China holds one of the keys with which the doors to the dream of an "East Asian Community" will be opened. Although the mass media has focused on China's high economic growth ( and the national upswing centered around the Beijing Olympics of 2008 ), the reality remains that political freedom and freedom of speech are not yet guaranteed. Information on the People's Liberation Army, which supplies China's strong military power, is not available to the public. Furthermore, concrete ideas about the security plans and aims of the PLA have not yet been revealed.
Therefore, as many intellectuals point out, it is important to encourage China to share international responsibility by prompting it to be an important member of global society. Through this process, I expect that China will take a flexible attitude in its treatment of the problem of Taiwan, which is a country that will play an important role in the marginal region axis. We should avoid worsening the China-Taiwan relationship by putting pressure on China.
Also, needless to say, Japan should play an important role in prompting China to participate in and share the responsibility of a global society. Japan should use a highly effective method to take action, maintaining contact with the United Nations and related counties.

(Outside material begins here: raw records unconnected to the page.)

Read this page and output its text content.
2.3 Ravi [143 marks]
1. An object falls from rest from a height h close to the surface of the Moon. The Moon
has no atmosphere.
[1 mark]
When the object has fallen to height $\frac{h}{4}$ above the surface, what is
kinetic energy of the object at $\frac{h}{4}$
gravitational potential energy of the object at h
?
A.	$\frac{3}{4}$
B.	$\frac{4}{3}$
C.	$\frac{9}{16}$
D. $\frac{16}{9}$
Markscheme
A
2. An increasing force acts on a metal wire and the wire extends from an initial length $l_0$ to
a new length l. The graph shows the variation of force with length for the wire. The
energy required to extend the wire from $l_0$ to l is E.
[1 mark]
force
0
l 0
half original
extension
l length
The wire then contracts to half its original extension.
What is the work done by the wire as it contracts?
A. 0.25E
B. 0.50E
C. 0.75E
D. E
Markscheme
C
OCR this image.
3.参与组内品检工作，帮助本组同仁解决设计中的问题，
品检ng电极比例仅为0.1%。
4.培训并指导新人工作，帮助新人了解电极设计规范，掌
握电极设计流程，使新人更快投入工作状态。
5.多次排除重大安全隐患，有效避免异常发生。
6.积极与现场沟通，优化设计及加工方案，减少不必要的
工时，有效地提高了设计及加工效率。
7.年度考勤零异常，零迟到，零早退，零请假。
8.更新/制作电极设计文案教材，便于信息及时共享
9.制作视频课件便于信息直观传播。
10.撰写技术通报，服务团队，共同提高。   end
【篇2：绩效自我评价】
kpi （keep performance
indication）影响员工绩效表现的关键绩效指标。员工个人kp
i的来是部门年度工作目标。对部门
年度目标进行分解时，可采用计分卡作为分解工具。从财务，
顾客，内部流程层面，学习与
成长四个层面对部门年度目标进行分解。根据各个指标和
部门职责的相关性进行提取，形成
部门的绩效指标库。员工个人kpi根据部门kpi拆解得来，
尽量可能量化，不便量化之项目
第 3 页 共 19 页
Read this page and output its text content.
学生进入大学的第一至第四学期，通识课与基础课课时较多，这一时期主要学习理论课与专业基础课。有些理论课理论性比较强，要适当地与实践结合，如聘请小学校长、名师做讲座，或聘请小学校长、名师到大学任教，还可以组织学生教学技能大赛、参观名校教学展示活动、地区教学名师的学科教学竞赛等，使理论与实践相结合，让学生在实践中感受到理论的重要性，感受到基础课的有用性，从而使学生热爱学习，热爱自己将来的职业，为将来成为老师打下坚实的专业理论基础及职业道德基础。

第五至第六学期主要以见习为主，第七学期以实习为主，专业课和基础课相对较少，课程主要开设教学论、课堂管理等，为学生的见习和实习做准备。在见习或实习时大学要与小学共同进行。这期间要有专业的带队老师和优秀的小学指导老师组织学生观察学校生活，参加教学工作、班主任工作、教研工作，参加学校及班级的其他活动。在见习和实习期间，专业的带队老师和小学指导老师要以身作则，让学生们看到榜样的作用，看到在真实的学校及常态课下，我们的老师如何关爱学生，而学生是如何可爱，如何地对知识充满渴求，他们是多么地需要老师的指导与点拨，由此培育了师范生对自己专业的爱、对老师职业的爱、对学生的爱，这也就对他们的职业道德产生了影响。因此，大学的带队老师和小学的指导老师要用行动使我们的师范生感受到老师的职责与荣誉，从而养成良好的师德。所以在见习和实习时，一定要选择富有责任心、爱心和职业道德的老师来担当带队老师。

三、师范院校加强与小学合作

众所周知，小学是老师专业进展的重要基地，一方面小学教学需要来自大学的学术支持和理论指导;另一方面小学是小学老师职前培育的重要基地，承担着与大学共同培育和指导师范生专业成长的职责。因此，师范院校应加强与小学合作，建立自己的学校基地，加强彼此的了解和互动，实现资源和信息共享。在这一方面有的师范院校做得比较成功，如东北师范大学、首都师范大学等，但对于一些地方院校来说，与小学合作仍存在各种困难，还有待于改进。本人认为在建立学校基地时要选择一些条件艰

Okinawan scholars and researchers have undertaken various activities with China over the past twenty years, based on an understanding of Okinawa's 500-year-old history with China. The current fruits of these labors have exceeded expectations. In the field of history, the Chu-Ryu Kankei Kenkyujo ( China-Okinawa Relationship Research Center ), opened at Fujian Normal University in Fujian Province to study the history of exchange between China and Okinawa. Also, the Fujian Provincial Museum ( Fuzhou ) and the Quanzhou Museum of Overseas Communication History ( Quanzhou ), have permanent exhibition corners on the theme of Okinawa. The First Historical Archives of China ( Beijing )-the biggest historical archive in China-has made an alliance with the Okinawa Prefectural Board of Education. They have not only exchanged historical materials but have also sponsored symposiums alternating between Okinawa and China. Furthermore, the foundation that maintains Shuri Castle Park in Naha has lent financial support to the Beijing publication of numerous historical documents on Okinawa housed in China's First Historical Archives. Last summer, the exhibition "The Treasures of Okinawa" from Beijing's Palace Museum was held in Okinawa, featuring masterpieces created by Okinawan craftsmen and gathered by the Ryukyu emperors to pay tribute to the Chinese emperors. Through this exhibition, the Okinawan treasures returned to their birthplace.
In closing, I would like to emphasize the fact that Okinawa has played the role of mediator between China and Taiwan, helping to create opportunities to deepen their relationship. In 1986, historians from Okinawa and Taiwan collaborated on holding "The First Okinawa-China Historical Relationship International Academic Conference" in Taipei. Every two years, the conference is held alternately in Naha and Taipei.
Eventually, Okinawan scholars proposed that Taiwanese scholars invite scholars from mainland China to the conference as well. We also suggested holding the conference in Beijing and Fujian in addition to Naha and Taipei. The Taiwanese scholars agreed. Since then, scholars from each city have attended the conference and maintained periodic academic exchange.
Of course, this international academic exchange is a small step. But for me, as one of the promoters of this conference, it is an important project through which the dream to establish an "East Asian Community" and an "Axis of Marginal Regions' Solidarity" will become a future reality.